After living here for years, I’ve discovered there are men with pickup trucks, the kind that is jacked up so it looks as if the owner is ready to drive through four feet of snow. For these guys, snow is a reason to play. It’s why they have these trucks. They roam the countryside looking for a pretty young girl whose car has slipped into a ditch because she doesn’t know how to drive in the snow. You don’t have to call for help. They will find you and pull you out. They wear orange hunting gear, John Deere hats, and they don’t want money. It’s a macho thing.

Young men will ring your doorbell and ask if you want your walkway shoveled. They have a pointed garden shovel in their file000287715630smhand. They are insistent. No thanks. This is Virginia. It will melt tomorrow. Worst-case scenario, the day after tomorrow, it will melt.

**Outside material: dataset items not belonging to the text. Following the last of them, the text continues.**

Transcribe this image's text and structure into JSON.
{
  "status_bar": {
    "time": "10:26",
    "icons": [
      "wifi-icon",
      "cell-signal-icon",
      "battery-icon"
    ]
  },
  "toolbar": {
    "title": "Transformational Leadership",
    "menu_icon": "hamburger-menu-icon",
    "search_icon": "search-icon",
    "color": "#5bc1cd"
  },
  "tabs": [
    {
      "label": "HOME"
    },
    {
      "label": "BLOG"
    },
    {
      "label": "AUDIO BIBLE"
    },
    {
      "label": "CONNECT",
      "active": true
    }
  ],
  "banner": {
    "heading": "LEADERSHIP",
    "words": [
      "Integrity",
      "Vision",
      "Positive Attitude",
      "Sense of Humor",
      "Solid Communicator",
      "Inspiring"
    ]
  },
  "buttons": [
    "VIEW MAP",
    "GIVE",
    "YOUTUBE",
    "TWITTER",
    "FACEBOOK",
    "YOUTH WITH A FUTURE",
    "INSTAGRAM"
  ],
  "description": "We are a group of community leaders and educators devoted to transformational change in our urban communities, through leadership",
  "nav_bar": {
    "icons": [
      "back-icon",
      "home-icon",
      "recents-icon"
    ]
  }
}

People stock up as if a hurricane were coming. Grocery stores run out of milk, bottled water, bread, peanut butter, ravioli in cans, beer, and toilet paper. Yankees race to the meat department to stock up on manager specials.

A few days ago, it was sixty degrees Fahrenheit. That’s sweater weather, except it was drizzling. The problem is it has rained for days. The ground is soggy. It can only absorb so much water. If you walk through the yard, it makes squishy sounds.

I’m tired of the rain. The dogs don’t want to go out in the rain. I must force them. I’ve had to push my Boxer out the door and drag her into the grass. It never rains hard enough to wash away what the dogs leave behind so the backyard becomes a minefield of poop. I swear that wet poop grows in size, and lasts for months. I’ve thought about buying her boots because she doesn’t want to get her feet wet. I’ve held the umbrella over her while I got soaked. She’s not spoiled or anything.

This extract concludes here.